Writing prompt: Use an em-dash today. Bonus points for writing a poem with an em-dash (or maybe an em-dash on every line! why be modest when you can BE BOLD!). Bonus points for using an em-dash in a text to a friend, leaving them hanging in dramatic suspense for a minute—
remember, two hyphens and a space will usually autoformat an em-dash for you! otherwise you can easily find an em-dash in the internet wilds; go to the em-dash fields, my writer friend, harvest an em-dash.
I’ve decided to write a series about punctuation marks, in large part because punctuation has become the white rhino of our writing lives these days—endangered by tool-wielding humans. Autocorrect is ready to fix it for you—often against your will and best-intention, and ChatGPT and Copilot are more than willing to replace your commas with semicolons and m-dashes. Which is a problem for many new writers who are not yet entirely comfortable with these punctuation marks, long associated with complex sentences and daredevil grammatical moves.
“Why did you use this mark here?” I ask.
“I don’t know,” is often the sheepish reply.
Because in reality, ChatGPT has become the greatest user of the semicolon and the m-dash in student essays—and students are aware.
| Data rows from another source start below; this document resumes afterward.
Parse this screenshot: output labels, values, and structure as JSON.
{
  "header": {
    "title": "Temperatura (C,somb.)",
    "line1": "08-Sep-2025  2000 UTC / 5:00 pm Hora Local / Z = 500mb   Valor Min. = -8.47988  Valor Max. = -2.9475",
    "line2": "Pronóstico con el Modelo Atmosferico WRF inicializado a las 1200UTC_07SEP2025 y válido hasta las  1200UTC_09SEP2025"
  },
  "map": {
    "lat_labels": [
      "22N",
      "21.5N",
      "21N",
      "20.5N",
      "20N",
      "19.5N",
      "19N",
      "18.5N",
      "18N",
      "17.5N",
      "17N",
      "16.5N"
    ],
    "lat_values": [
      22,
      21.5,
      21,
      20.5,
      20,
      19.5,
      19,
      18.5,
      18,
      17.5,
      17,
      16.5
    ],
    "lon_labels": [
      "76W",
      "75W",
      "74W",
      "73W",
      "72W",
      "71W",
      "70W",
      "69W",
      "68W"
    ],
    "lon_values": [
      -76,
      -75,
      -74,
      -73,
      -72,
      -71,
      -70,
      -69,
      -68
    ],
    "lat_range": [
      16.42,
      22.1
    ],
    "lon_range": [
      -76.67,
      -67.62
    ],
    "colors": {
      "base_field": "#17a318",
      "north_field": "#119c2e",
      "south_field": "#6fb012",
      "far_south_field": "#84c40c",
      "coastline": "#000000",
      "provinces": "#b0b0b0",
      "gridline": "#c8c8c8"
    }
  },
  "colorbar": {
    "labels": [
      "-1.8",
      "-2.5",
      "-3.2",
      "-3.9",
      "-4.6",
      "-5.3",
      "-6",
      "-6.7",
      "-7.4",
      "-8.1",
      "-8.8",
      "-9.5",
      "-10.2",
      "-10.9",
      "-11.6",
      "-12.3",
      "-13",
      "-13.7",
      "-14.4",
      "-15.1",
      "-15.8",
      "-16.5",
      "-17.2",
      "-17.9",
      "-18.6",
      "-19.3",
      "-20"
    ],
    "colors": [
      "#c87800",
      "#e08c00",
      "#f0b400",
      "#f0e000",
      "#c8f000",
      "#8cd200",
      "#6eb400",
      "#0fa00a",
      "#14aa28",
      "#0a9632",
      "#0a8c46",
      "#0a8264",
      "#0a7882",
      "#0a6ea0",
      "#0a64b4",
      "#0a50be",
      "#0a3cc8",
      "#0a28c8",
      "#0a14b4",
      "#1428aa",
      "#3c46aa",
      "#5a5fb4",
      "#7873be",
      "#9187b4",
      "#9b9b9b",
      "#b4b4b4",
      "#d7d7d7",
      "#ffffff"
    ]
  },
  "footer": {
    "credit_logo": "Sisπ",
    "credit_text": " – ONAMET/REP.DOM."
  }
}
Last week, a student who showed a natural inclination towards the semicolon in their writing confessed to me that they were avoiding the semicolon, because the presence of a semicolon would mark their essay as being written by ChatGPT. I pointed out that a) their instructor had told them to put their essay into ChatGPT for style and grammar correction b) ChatGPT would add semicolons c) how much better to add semicolons oneself to one’s writing d) they couldn’t let their anxiety of ChatGPT’s style control and dictate their own writing style, PARTICULARLY when ChatGPT is applying a Frankenstein of style rules it has stolen from other writers’ texts.
So what is the semicolon, then? How do you use it? Confidently? With withering effect? For example, I like using it in emails with someone I’m rather annoyed with, as a flex. Like yes: I do, in point of fact, know exactly how to use the semicolon; I’m that person. First, a little delightful history:
The semicolon was born in Venice in 1494. It was meant to signify a pause of a length somewhere between that of the comma and that of the colon, and this heritage was reflected in its form, which combines half of each of those marks. It was born into a time period of writerly experimentation and invention, a time when there were no punctuation rules, and readers created and discarded novel punctuation marks regularly.
That was delightful, wasn’t it? Cecelia Watson has written a whole book on the topic; I’ll report back and let you know how good it is.
The semicolon saves you from the comma splice—it’s what you need when you’re writing complex sentences, along with the m-dash and the colon. It’s in your fancy trick-bag, as a writer; it’s the hire-wire act. It says: I’m writing more than simple sentences; I’ve got two complete thoughts here, two independent clauses, and they belong together, so close their logic is!
The semicolon is about intimacy; it joins two (or more) sentences which belong together, closer than a period; the writer wants you to see something about the sentences, together. The semicolon can also function as a comma in a list of things, particularly in British usage—we see this in Virginia Woolf’s writing, frequently; I love the way the semicolon glitters down the page in Woolf’s prose.
On Of Poetry Podcast, the poet Carla Sofia Ferreira says she teaches the semicolon versus the comma splice as a marriage versus a toxic relationship. Carla also has a lovely “Ode to the Semicolon” poem in her book A Geography That Does Not Hurt Us (River River Books, 2024)! Read Carla’s poem below, and then enjoy a semicolon writing prompt.
Writing prompt: Write a piece either about the semicolon WITHOUT using the semicolon, or write a piece where you abundantly use the semicolon. ENJOY. REVEL IN PUNCTUATION MARKS. Extra points for writing your piece by hand, or in an interesting font. Extra points for mentioning a historical fact.